D’un point de vue occidental, les femmes conservatrices seraient soumises car prisonnières d’une idéologie patriarcale contre laquelle elles devraient lutter[60]. Pourtant le désir de se libérer de rapports de domination n’est ni universel ni naturel, et il est possible de se conformer à des normes islamiques tout en se réalisant.
Il y aurait dès lors non seulement inconséquence, mais aussi ignorance, à considérer que le smartphone a conféré du pouvoir d’agir aux Saoudiennes ayant milité pour des droits perçus comme élémentaires en Occident, mais pas à celles ayant défendu des droits conformes aux préceptes de l’islam[61]. Une telle vision aurait non seulement pour effet de considérer l’establishment religieux comme un frein à l’empouvoirement des Saoudiennes, mais aussi de considérer que l’adhésion aux normes islamiques empêcherait toute possibilité d’agentivité[62].
Ce faisant, même à convenir du rôle du smartphone dans la capacité d’agir de toutes ces femmes, on pourrait se demander si l’empouvoirement par le numérique des unes ne se serait pas accompli au détriment des autres, conservatrices.
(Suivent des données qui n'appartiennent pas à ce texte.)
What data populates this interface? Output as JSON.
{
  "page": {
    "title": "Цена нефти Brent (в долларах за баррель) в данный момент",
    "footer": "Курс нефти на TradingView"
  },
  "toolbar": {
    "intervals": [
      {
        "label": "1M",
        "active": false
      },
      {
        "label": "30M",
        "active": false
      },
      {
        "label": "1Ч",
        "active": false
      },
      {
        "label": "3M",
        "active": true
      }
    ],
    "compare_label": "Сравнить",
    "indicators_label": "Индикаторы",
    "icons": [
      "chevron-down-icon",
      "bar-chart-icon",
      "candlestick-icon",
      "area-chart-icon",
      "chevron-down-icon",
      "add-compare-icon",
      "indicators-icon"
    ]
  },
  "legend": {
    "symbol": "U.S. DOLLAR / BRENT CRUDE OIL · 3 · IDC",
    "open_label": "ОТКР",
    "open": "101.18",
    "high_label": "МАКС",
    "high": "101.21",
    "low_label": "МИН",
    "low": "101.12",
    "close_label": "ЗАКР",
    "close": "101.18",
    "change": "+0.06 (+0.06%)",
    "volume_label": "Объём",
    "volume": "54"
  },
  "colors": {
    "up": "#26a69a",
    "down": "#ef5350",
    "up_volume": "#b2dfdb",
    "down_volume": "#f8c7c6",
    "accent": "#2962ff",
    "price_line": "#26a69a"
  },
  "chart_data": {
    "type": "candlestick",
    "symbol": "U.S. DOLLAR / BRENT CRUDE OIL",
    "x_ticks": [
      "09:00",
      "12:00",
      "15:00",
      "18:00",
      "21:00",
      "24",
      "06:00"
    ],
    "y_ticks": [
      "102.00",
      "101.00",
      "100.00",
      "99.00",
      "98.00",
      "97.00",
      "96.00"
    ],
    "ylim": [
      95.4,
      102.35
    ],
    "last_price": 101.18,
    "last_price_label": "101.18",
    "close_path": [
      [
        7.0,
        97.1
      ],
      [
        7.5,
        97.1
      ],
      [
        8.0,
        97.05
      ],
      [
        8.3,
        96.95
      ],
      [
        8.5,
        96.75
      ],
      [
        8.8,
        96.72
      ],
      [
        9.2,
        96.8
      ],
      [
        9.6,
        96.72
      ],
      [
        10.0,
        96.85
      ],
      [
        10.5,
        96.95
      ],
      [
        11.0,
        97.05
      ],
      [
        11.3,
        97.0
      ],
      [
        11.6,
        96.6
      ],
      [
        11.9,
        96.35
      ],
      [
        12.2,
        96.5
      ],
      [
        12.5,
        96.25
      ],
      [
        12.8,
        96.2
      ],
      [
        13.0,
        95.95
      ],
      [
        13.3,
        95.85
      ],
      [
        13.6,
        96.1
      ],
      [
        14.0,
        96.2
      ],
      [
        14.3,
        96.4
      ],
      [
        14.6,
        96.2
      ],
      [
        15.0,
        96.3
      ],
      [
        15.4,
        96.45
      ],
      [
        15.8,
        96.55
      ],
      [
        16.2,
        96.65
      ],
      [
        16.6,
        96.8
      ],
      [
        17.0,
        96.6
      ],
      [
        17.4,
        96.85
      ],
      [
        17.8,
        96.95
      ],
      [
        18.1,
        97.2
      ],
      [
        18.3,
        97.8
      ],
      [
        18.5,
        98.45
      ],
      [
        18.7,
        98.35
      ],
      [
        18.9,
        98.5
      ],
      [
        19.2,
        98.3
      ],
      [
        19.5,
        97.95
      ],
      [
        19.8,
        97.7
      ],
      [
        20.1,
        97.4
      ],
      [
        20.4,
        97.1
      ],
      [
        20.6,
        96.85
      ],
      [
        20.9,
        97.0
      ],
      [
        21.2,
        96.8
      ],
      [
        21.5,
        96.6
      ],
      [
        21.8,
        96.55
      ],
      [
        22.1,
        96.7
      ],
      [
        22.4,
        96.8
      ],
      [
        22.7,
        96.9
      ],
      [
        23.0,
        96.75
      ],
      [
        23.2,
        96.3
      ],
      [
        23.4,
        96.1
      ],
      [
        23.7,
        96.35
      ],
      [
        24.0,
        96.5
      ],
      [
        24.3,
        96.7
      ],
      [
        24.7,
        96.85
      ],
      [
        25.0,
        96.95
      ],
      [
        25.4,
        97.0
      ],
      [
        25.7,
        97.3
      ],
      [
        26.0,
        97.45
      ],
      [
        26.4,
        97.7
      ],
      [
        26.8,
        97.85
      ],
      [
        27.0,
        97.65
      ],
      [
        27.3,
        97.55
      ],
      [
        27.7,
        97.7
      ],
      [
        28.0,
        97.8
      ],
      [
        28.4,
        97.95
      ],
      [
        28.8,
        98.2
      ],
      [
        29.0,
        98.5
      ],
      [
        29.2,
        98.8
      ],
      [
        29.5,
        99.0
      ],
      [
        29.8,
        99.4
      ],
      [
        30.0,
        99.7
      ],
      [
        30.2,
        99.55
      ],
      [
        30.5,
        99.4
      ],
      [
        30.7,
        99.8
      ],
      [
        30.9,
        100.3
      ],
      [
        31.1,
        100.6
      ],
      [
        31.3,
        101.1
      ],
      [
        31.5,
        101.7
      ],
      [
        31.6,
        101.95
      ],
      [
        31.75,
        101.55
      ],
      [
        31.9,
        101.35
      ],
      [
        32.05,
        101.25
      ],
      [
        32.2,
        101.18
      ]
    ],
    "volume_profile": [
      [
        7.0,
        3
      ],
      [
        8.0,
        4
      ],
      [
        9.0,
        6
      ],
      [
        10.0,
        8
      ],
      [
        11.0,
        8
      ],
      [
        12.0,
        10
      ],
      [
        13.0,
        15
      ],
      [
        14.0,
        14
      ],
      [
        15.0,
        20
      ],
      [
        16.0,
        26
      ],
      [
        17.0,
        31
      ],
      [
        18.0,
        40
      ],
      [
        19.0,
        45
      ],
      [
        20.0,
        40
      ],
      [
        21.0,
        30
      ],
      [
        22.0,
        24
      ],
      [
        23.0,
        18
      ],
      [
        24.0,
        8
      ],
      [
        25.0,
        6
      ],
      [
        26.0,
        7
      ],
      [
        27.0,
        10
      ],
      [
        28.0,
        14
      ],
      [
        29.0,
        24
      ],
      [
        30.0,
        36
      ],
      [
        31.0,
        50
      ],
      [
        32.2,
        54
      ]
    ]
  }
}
Pour ces dernières, l’empouvoirement passe effectivement par un maintien de la ségrégation de genre comme système de protection des droits des femmes[63]. En ce sens, il est légitime de se questionner sur les conséquences préjudiciables de la perméabilité des frontières permise par le numérique quant aux combats et aspirations des plus conservatrices pour lesquelles la religion est un levier d’émancipation.[64]